We are very short of information here.
What is the flow rate range?
Pipe diameter?
Pressure>~?
Temperature?
Expected accuracy?
Viscosity?
temperature range?
Is it flow rate, flow total, batch total, rest total?
Is there an available power supply?
VA meters are generally suitable for small diameter pipelines and low viscosity fluids (they are viscosity sensitive). The more you pay the better the range-ability (and accuracy - for high accuracy and wide range operation you need a precision machined float in a dual taper tube but you generally get flow rate, not total.
Magmeters require conductive fluids (though modern mag meters are able to function with very little conductivity).
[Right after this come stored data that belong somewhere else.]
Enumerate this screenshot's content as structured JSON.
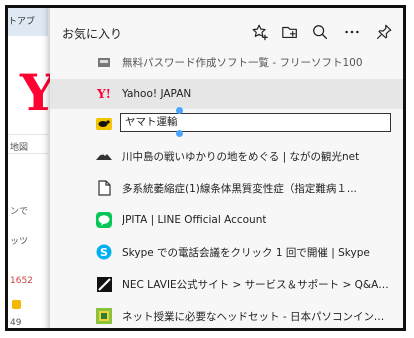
{
  "background": {
    "tab_fragment": "トアブ",
    "side_texts": [
      "地図",
      "ンで",
      "ッツ",
      "1652",
      "49"
    ]
  },
  "panel": {
    "title": "お気に入り",
    "toolbar": [
      "add-favorite",
      "add-folder",
      "search",
      "more",
      "pin"
    ],
    "items": [
      {
        "label": "無料パスワード作成ソフト一覧 - フリーソフト100",
        "icon": "page-gray-icon"
      },
      {
        "label": "Yahoo! JAPAN",
        "icon": "yahoo-icon",
        "highlight": true
      },
      {
        "label": "",
        "icon": "yamato-icon",
        "editing": true,
        "edit_value": "ヤマト運輸"
      },
      {
        "label": "川中島の戦いゆかりの地をめぐる | ながの観光net",
        "icon": "mountain-icon"
      },
      {
        "label": "多系統萎縮症(1)線条体黒質変性症（指定難病１...",
        "icon": "document-icon"
      },
      {
        "label": "JPITA | LINE Official Account",
        "icon": "line-icon"
      },
      {
        "label": "Skype での電話会議をクリック 1 回で開催 | Skype",
        "icon": "skype-icon"
      },
      {
        "label": "NEC LAVIE公式サイト > サービス＆サポート > Q&A ...",
        "icon": "nec-icon"
      },
      {
        "label": "ネット授業に必要なヘッドセット - 日本パソコンインスト...",
        "icon": "headset-site-icon"
      }
    ]
  },
  "colors": {
    "yahoo_red": "#ff0033",
    "line_green": "#06c755",
    "skype_blue": "#00aff0",
    "highlight": "#e6e6e6"
  }
}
You get both rate and total.
Turbines are also viscosity sensitive so you need to choose a manufacturer that calibrates across a range of viscosities. They are accurate but limited range, give rate and total. A variety of electronic registers available.
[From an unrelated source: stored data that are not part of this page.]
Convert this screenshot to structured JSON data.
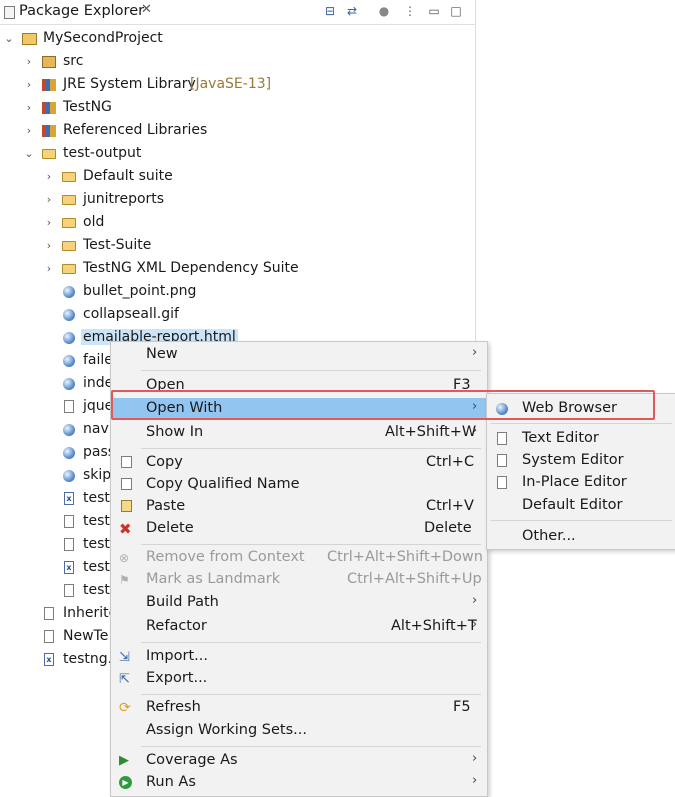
{
  "view": {
    "tab_title": "Package Explorer",
    "tab_close": "✕",
    "toolbar": [
      "collapse-all-icon",
      "link-with-editor-icon",
      "focus-icon",
      "view-menu-icon",
      "minimize-icon",
      "maximize-icon"
    ]
  },
  "tree": {
    "project": "MySecondProject",
    "src": "src",
    "jre": "JRE System Library",
    "jre_decoration": "[JavaSE-13]",
    "testng_lib": "TestNG",
    "ref_libs": "Referenced Libraries",
    "test_output": "test-output",
    "folders": [
      "Default suite",
      "junitreports",
      "old",
      "Test-Suite",
      "TestNG XML Dependency Suite"
    ],
    "files": [
      "bullet_point.png",
      "collapseall.gif",
      "emailable-report.html",
      "faile",
      "inde",
      "jque",
      "navi",
      "pass",
      "skip",
      "testr",
      "testr",
      "testr",
      "testr",
      "testr"
    ],
    "bottom": [
      "Inherite",
      "NewTe",
      "testng.x"
    ]
  },
  "context_menu": {
    "items": [
      {
        "label": "New",
        "shortcut": ""
      },
      {
        "label": "Open",
        "shortcut": "F3"
      },
      {
        "label": "Open With",
        "shortcut": ""
      },
      {
        "label": "Show In",
        "shortcut": "Alt+Shift+W"
      },
      {
        "label": "Copy",
        "shortcut": "Ctrl+C"
      },
      {
        "label": "Copy Qualified Name",
        "shortcut": ""
      },
      {
        "label": "Paste",
        "shortcut": "Ctrl+V"
      },
      {
        "label": "Delete",
        "shortcut": "Delete"
      },
      {
        "label": "Remove from Context",
        "shortcut": "Ctrl+Alt+Shift+Down"
      },
      {
        "label": "Mark as Landmark",
        "shortcut": "Ctrl+Alt+Shift+Up"
      },
      {
        "label": "Build Path",
        "shortcut": ""
      },
      {
        "label": "Refactor",
        "shortcut": "Alt+Shift+T"
      },
      {
        "label": "Import...",
        "shortcut": ""
      },
      {
        "label": "Export...",
        "shortcut": ""
      },
      {
        "label": "Refresh",
        "shortcut": "F5"
      },
      {
        "label": "Assign Working Sets...",
        "shortcut": ""
      },
      {
        "label": "Coverage As",
        "shortcut": ""
      },
      {
        "label": "Run As",
        "shortcut": ""
      }
    ],
    "submenu_arrow": "›"
  },
  "submenu": {
    "items": [
      "Web Browser",
      "Text Editor",
      "System Editor",
      "In-Place Editor",
      "Default Editor",
      "Other..."
    ]
  },
  "colors": {
    "highlight": "#92c5f0",
    "selection": "#cce4f7",
    "annotation_box": "#e05a5a"
  }
}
PD meters are viscosity tolerant and, dependent on finance, you can have anywhere from 0.1% to 2% accurate, from 1/4" to 16" sizes, usually totalising but they start to get expensive if you need air eliminators and temperature compensators.
Corioplis meters, well yes, today coriolis meters are available low cost but usually comparatively high headloss though you get very good accuracy and wide range and you can have flow rate and total plus batch totals. Also available fiscal accuracy.